Porsche and Volkwagen’s involvement dates back to the founding of VW, when Porsche was contracted by the German government in 1937 to design a “peoples’ car,” the volks-wagen. This began a long relationship that gave Porsche responsibility for most of Volkswagen’s developmental work. That contract was to conclude in the early ’70’s with the production of the 914. Porsche saw this as a way to boost their sales by entering the mid-level sports car market, while Volkswagen was looking for a new flagship to anticipate the discontinuation of the Karmann Ghia. Unfortunately, when VW CEO Heinz Nordoff died in 1968, the manufacturing, marketing and sales of the 914 were thrown into contention, resulting in mismanagement, cost overruns, and the early demise of the 6-cylinder version of the car.

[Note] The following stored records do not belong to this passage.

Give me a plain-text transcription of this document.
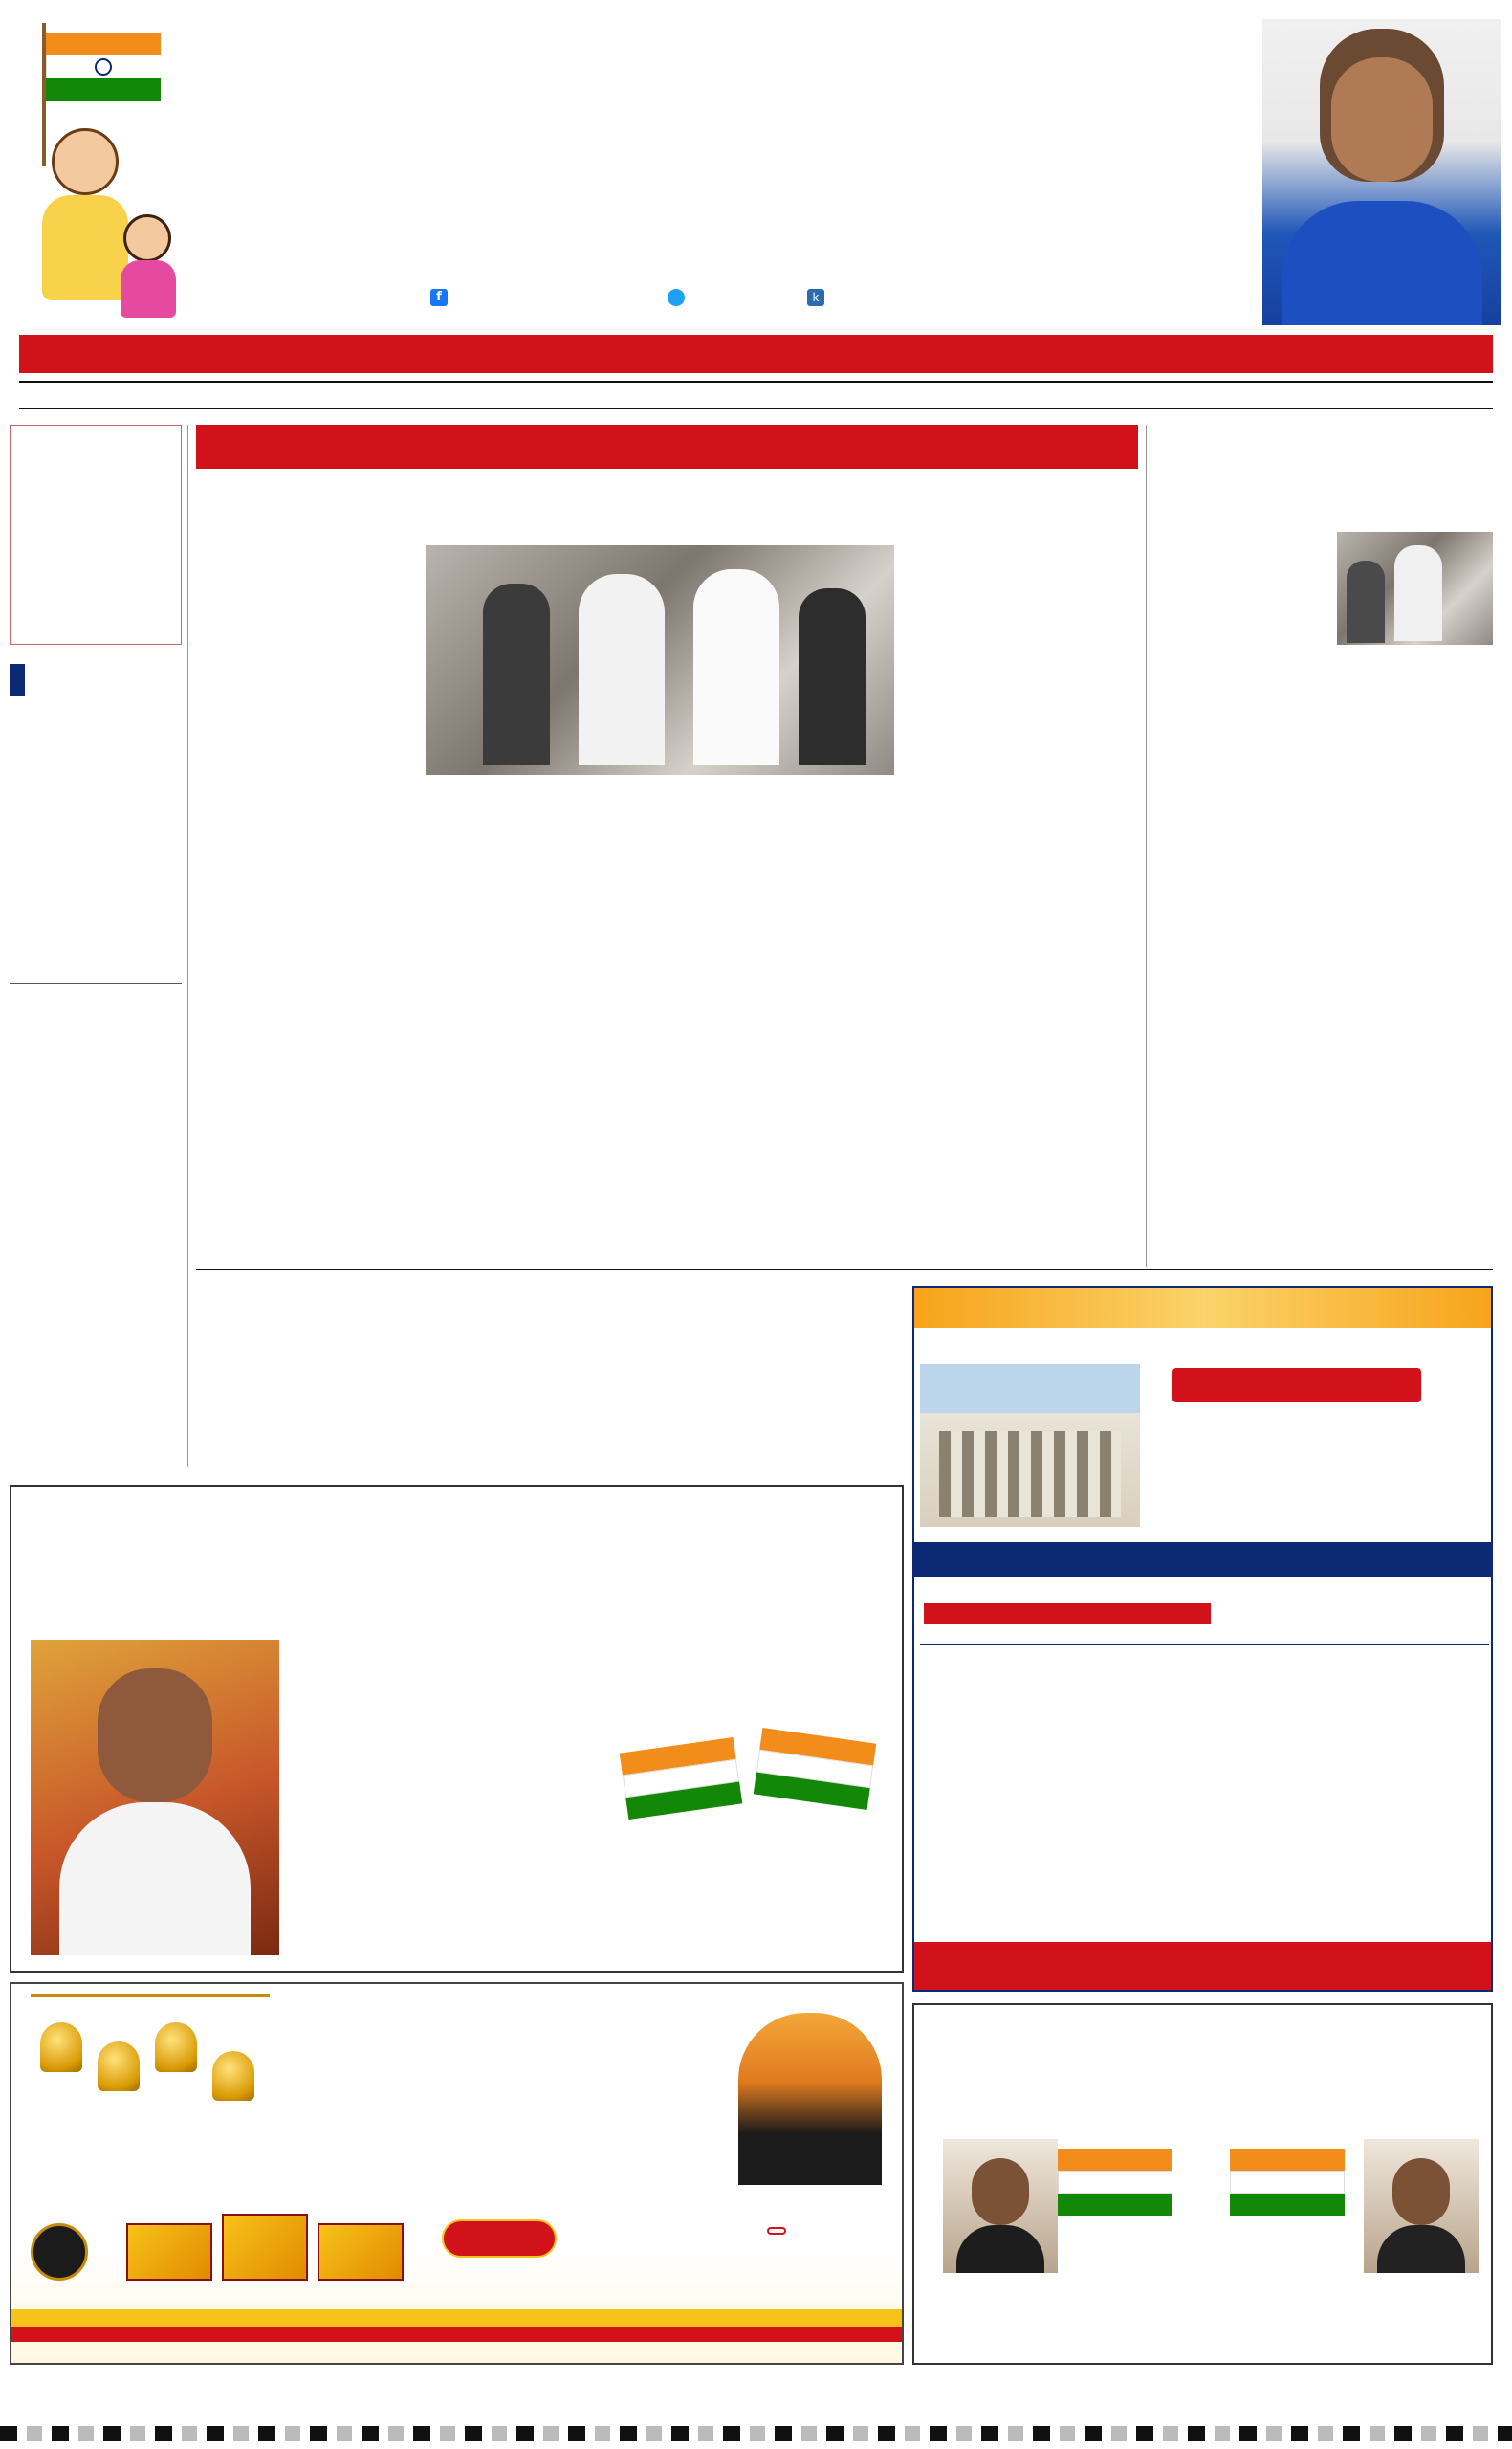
f	k
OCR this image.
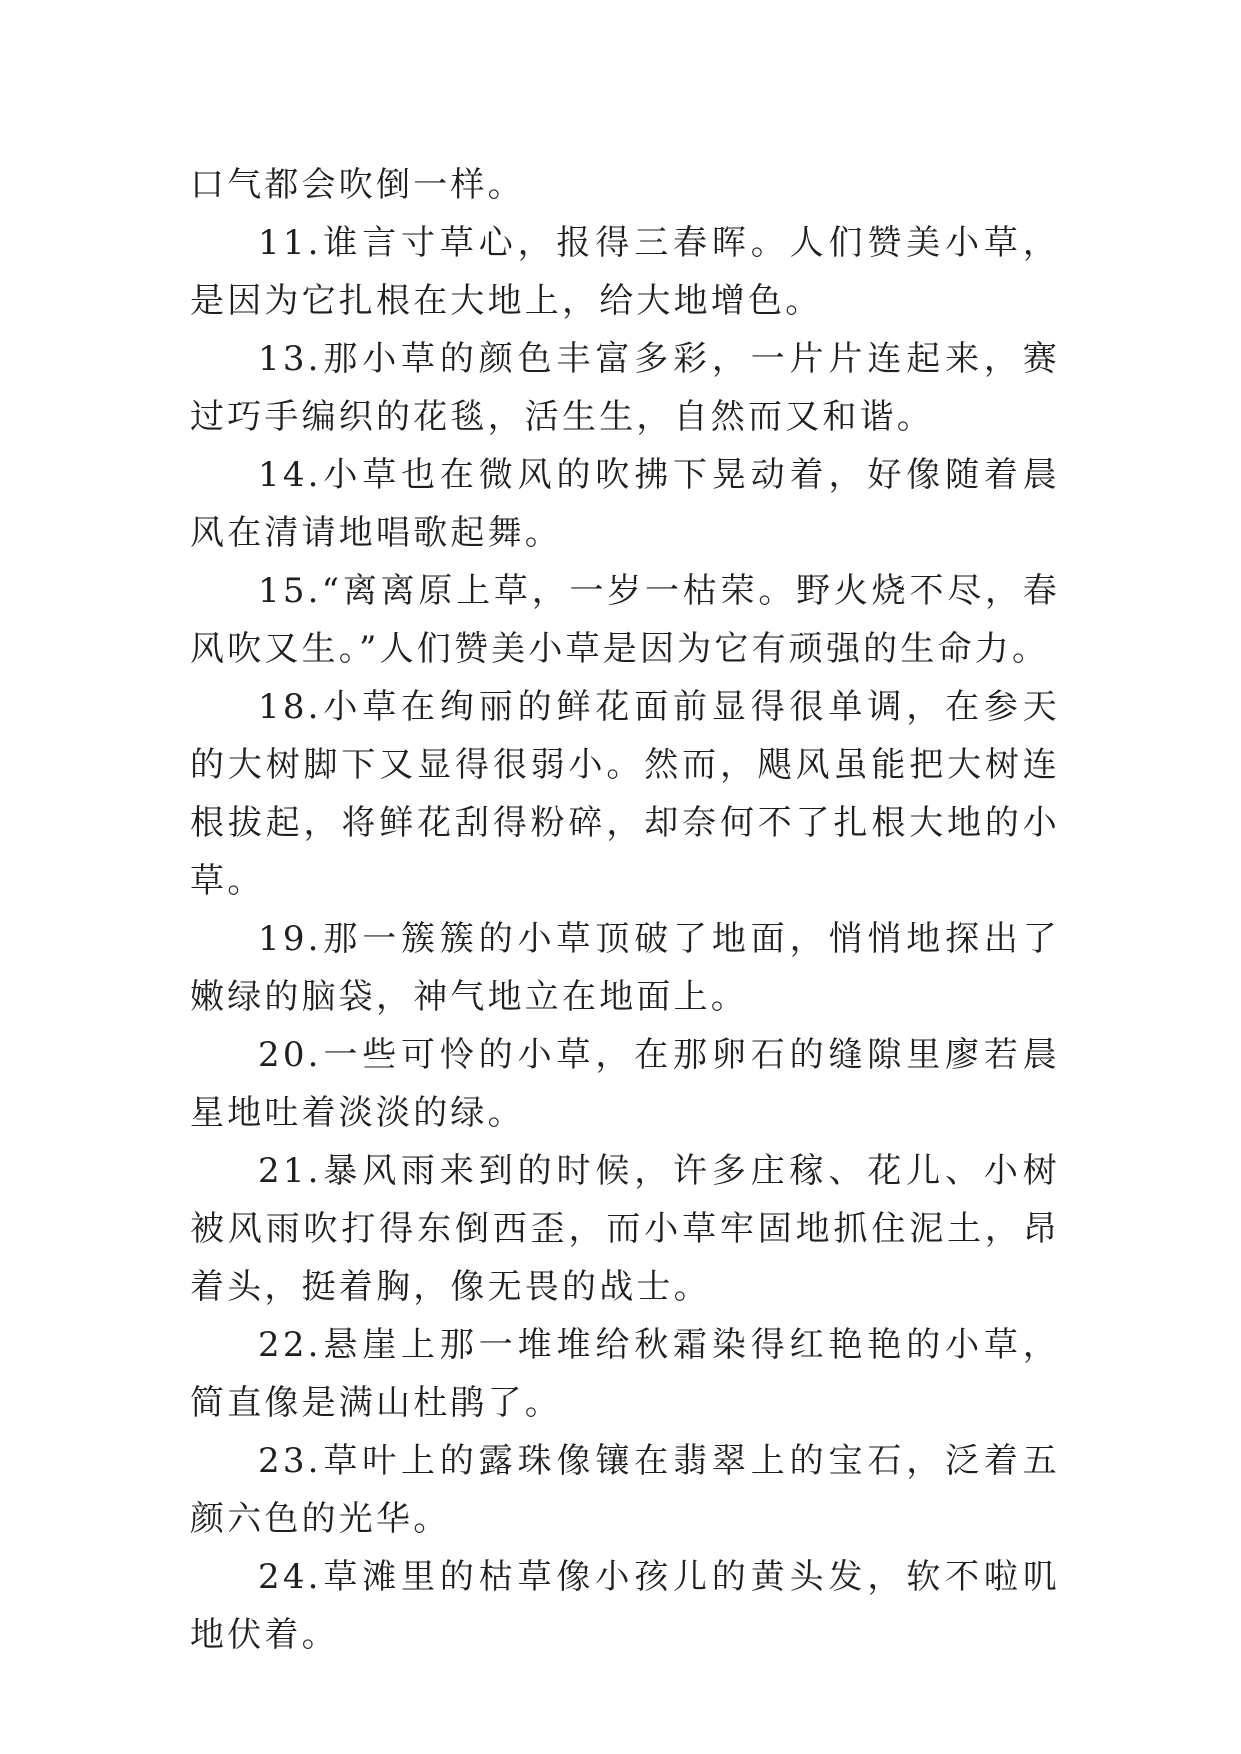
口气都会吹倒一样。

11.谁言寸草心，报得三春晖。人们赞美小草，是因为它扎根在大地上，给大地增色。

13.那小草的颜色丰富多彩，一片片连起来，赛过巧手编织的花毯，活生生，自然而又和谐。

14.小草也在微风的吹拂下晃动着，好像随着晨风在清请地唱歌起舞。

15.“离离原上草，一岁一枯荣。野火烧不尽，春风吹又生。”人们赞美小草是因为它有顽强的生命力。

18.小草在绚丽的鲜花面前显得很单调，在参天的大树脚下又显得很弱小。然而，飓风虽能把大树连根拔起，将鲜花刮得粉碎，却奈何不了扎根大地的小草。

19.那一簇簇的小草顶破了地面，悄悄地探出了嫩绿的脑袋，神气地立在地面上。

20.一些可怜的小草，在那卵石的缝隙里廖若晨星地吐着淡淡的绿。

21.暴风雨来到的时候，许多庄稼、花儿、小树被风雨吹打得东倒西歪，而小草牢固地抓住泥土，昂着头，挺着胸，像无畏的战士。

22.悬崖上那一堆堆给秋霜染得红艳艳的小草，简直像是满山杜鹃了。

23.草叶上的露珠像镶在翡翠上的宝石，泛着五颜六色的光华。

24.草滩里的枯草像小孩儿的黄头发，软不啦叽地伏着。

Despite bad press and poor initial reviews of the 4-cylinder model, it struggled forward and eventually gained a modest but devoted following. The design of the 914 is fairly basic, with obvious similarities to the Karmann Ghia and Beetle, with most spare parts easy to find even today. Click the image above to read a complete history of the Porsche 914 from Classic Motorsports magazine, and click here for the Wiki entry.
Despite its fitful birth, the 914 got favorable marks from the racing community, where both 4 and 6-cylinders models challenged the reputation of Triumph and Datsun, garnering several SCCA and IMSA trophies in the early ’70s, including a Daytona win in ’71. Many features contributed to its racing success, including the rigid body, all-independent Porsche suspension, excellent handling and comfort, all-wheel disc brakes, and 5 speed transmission. The 914 was also used as a practice car for the Targa Florio, an endurance race on the public roads of Sicily, where drivers tore through narrow streets of small villages at frightening speeds, and each lap was 43 miles. The above clip from 1970 shows British driver Brian Redman practicing the course in a 914, as he narrowly misses horse carts, buses, trucks and pedestrians. I’m sure the Targa Florio was a grave hazard to Sicilian villagers during the weeks leading up to the race.